Ⅷ 天使の嘘

 翌日、帳面の新しいページに『④』と書いて、向かい合い黙ったままのフランとバルドを交互に見やる。奇妙な沈黙のオーナー室はとにかく居づらいが、さりとてここで席を立っては秘書の名折れだ。


 ソワソワしながら隣のナユに視線を送るが、そんなルゥには気づいてくれるはずもない。


「俺ぁ、今朝ライザのヤロウから聞かされるまでナンも知らんかった」


 ようやく口を開いたのはバルドだが、この男は新聞は読まないだろう。それに昨日は知らせなきゃという気までは回らなかったし、ルゥはバルドの家を知らない。


「こんなことになったのは秘書の責任なんじゃねぇか」

「ルゥは関係ないよ」


「こいつを夜に、しかも一人であの事件現場へ行かせた。秘書仕事サボってんじゃねえのか」


「それは僕が勝手に——」


「もしこいつが死んでたら、お前どうするつもりだった? 何のための秘書なんだよ?」


「だからルゥを責めるなよ!」


 フランが叫んで立ちあがるが、痛そうに顔を歪め、息を詰めた。


「……あんたの言う通りだよ」


 止められるとしたら、気付けるとしたらルゥしかいなかった。そしてフランに何かあれば、自分も含めて困る人がたくさん出る。


「だからおれは、フランさんをこんなにした奴を絶対に捕まえる。命を懸けたっていい」


 するとバルドの目が暗くなり、鉄の壁が迫ってくるような恐怖を感じた。


「命だと? ケンカもロクにしたことねぇガキのくせに。覚悟はあんのか?」

「ある!」


「じゃあ今、これで俺を撃ってみせろ。実弾入りだ、遠慮はいらねぇぜ」


 ゴトッとテーブルの上に置いたのは、象牙で装飾された古い拳銃だった。いかにも鹵獲ろかくしたという感じだ。


 一体何がしたい、と聞こうとするが、言葉が出ない。バルドが発する暗く猛々しい圧が、拳銃を取ろうと手を動かした瞬間にもこちらへ向かい、牙をむきそうなのだ。相手は座っているだけというのに。


 これが人を殺め、幾度となく死地から生還した戦士というものか。


「お前の覚悟なんざそんなもんだ。

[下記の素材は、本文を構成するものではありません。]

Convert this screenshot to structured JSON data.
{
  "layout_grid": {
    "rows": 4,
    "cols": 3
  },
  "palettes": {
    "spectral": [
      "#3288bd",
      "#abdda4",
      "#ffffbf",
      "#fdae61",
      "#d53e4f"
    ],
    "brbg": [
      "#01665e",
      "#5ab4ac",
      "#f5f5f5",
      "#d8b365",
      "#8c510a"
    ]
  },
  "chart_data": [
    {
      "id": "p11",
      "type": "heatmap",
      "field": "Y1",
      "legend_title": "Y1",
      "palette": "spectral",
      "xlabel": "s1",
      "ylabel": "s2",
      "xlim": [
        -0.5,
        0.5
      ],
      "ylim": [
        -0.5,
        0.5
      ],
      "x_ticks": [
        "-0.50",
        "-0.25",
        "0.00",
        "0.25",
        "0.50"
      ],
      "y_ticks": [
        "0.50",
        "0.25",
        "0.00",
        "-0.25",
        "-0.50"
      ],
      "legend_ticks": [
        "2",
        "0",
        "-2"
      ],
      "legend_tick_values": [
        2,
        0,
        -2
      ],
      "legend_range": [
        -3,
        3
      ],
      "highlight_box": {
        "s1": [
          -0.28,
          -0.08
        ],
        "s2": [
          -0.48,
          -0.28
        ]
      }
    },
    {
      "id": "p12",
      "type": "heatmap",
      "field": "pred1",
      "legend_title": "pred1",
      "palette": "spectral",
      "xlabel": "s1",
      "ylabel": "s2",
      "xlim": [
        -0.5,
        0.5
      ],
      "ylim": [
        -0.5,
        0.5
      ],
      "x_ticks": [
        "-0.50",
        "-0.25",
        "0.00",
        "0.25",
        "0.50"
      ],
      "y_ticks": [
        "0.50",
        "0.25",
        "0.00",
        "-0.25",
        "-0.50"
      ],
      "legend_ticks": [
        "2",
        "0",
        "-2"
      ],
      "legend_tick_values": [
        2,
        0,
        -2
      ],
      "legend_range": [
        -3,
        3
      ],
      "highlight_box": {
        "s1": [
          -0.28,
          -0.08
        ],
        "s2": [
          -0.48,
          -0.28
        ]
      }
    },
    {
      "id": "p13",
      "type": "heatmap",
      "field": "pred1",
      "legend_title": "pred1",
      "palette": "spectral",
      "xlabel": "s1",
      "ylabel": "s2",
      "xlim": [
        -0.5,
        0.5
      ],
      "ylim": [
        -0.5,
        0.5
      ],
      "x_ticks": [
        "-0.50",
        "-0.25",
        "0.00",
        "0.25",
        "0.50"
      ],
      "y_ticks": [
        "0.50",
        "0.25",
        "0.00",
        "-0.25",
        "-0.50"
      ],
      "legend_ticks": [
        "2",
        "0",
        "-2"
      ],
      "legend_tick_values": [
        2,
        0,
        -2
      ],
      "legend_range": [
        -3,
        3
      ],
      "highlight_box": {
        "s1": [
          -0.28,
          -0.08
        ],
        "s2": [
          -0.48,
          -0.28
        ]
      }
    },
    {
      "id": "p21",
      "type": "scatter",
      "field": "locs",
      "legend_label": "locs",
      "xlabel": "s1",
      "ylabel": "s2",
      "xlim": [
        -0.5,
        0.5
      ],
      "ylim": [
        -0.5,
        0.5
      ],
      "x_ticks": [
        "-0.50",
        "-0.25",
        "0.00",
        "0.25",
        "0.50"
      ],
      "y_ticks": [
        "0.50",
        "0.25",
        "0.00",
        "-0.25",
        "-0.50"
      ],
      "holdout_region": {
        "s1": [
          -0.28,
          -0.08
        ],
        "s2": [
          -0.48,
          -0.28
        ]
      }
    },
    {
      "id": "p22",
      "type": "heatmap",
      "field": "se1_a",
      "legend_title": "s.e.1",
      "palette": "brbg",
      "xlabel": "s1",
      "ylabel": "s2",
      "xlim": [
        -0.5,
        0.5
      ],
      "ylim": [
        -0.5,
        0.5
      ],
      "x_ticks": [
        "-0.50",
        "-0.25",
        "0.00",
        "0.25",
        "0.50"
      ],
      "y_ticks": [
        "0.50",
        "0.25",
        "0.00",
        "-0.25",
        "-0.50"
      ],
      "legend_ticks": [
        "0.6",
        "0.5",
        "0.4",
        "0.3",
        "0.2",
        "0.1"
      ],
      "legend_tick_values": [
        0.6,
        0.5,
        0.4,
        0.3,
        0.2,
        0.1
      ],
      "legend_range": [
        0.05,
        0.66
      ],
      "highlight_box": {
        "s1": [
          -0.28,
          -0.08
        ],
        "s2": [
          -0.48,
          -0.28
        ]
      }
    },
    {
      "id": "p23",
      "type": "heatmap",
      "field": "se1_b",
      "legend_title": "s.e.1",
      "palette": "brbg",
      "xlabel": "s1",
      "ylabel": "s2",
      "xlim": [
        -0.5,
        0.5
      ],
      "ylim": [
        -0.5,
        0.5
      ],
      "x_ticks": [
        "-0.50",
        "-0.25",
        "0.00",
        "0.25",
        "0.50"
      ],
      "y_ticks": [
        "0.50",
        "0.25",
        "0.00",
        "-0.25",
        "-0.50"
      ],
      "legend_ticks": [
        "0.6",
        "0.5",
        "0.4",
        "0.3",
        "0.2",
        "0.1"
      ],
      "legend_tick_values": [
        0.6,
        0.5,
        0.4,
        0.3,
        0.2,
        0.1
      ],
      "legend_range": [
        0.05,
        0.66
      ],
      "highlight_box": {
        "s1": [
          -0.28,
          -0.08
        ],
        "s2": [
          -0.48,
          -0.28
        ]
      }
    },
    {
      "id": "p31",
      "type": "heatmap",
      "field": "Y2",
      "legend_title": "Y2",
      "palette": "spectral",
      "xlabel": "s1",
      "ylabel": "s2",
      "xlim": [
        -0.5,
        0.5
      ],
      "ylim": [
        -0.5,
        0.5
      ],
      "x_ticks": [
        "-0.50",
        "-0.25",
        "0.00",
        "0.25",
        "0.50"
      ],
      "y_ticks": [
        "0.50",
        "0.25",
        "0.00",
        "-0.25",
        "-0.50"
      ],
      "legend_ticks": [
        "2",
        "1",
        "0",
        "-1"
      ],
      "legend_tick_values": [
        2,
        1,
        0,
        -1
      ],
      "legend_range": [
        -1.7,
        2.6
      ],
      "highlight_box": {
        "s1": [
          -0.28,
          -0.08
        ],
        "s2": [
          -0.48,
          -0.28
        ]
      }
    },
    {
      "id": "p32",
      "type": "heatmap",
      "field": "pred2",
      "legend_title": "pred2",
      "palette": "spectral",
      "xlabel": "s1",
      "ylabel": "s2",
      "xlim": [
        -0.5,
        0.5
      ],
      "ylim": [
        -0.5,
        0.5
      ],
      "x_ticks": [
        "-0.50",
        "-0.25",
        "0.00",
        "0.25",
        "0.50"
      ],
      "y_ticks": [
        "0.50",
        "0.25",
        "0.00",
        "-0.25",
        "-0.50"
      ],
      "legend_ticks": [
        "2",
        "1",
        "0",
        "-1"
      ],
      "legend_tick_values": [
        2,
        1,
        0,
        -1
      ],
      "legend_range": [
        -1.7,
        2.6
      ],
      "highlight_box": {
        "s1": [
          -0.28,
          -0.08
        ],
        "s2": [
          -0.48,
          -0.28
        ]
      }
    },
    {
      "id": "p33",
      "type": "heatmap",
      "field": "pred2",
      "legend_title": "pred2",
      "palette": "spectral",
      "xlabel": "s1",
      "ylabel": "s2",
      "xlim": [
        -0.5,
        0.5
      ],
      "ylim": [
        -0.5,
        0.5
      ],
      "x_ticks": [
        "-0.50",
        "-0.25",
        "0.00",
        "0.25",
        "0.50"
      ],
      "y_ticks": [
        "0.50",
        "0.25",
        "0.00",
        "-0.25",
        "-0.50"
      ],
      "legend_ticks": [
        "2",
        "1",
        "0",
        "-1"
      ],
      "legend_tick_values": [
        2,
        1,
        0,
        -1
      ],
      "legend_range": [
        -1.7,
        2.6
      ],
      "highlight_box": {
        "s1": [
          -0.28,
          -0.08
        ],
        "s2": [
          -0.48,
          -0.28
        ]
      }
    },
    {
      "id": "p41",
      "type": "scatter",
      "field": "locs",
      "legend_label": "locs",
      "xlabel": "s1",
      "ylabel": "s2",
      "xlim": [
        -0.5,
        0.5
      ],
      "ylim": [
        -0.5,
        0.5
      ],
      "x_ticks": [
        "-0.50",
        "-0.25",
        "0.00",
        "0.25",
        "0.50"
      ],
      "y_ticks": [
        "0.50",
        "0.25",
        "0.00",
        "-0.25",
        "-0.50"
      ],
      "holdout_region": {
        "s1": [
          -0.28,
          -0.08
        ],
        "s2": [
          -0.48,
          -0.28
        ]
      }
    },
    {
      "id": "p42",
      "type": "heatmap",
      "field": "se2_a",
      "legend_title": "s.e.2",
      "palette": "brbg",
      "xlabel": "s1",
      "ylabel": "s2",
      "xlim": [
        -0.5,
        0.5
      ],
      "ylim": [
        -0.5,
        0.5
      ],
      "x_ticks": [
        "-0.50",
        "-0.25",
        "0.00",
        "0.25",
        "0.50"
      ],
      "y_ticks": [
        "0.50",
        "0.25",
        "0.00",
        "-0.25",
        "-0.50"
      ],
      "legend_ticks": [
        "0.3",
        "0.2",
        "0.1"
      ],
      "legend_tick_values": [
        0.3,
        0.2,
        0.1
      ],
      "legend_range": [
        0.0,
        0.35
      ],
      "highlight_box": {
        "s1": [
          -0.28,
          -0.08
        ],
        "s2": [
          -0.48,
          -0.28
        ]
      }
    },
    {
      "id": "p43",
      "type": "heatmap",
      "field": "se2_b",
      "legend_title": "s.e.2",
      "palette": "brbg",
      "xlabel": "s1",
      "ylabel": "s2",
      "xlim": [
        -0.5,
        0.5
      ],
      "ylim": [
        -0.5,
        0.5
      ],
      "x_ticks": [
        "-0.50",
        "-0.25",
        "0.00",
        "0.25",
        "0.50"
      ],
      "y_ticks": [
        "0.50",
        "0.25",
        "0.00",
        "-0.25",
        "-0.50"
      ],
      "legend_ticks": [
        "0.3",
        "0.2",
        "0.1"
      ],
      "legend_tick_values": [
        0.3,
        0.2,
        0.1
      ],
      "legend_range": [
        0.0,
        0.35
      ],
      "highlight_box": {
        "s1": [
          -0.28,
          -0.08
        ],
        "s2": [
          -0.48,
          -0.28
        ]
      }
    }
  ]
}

命を懸けるとか軽々しく言うんじゃねぇ」

「くっそ!」


「ルゥ。挑発に乗るんじゃないよ。悪いのは君じゃなくて僕なんだし」


「痛みや恐怖に慣れねぇヤツが命張るより、そういうのは俺に任せた方がいいぜ。だから二人とも、次はちゃんと言えよ」


 バルドの目からはいつの間にか暗さが消え、いつものだらしない男に戻っていた。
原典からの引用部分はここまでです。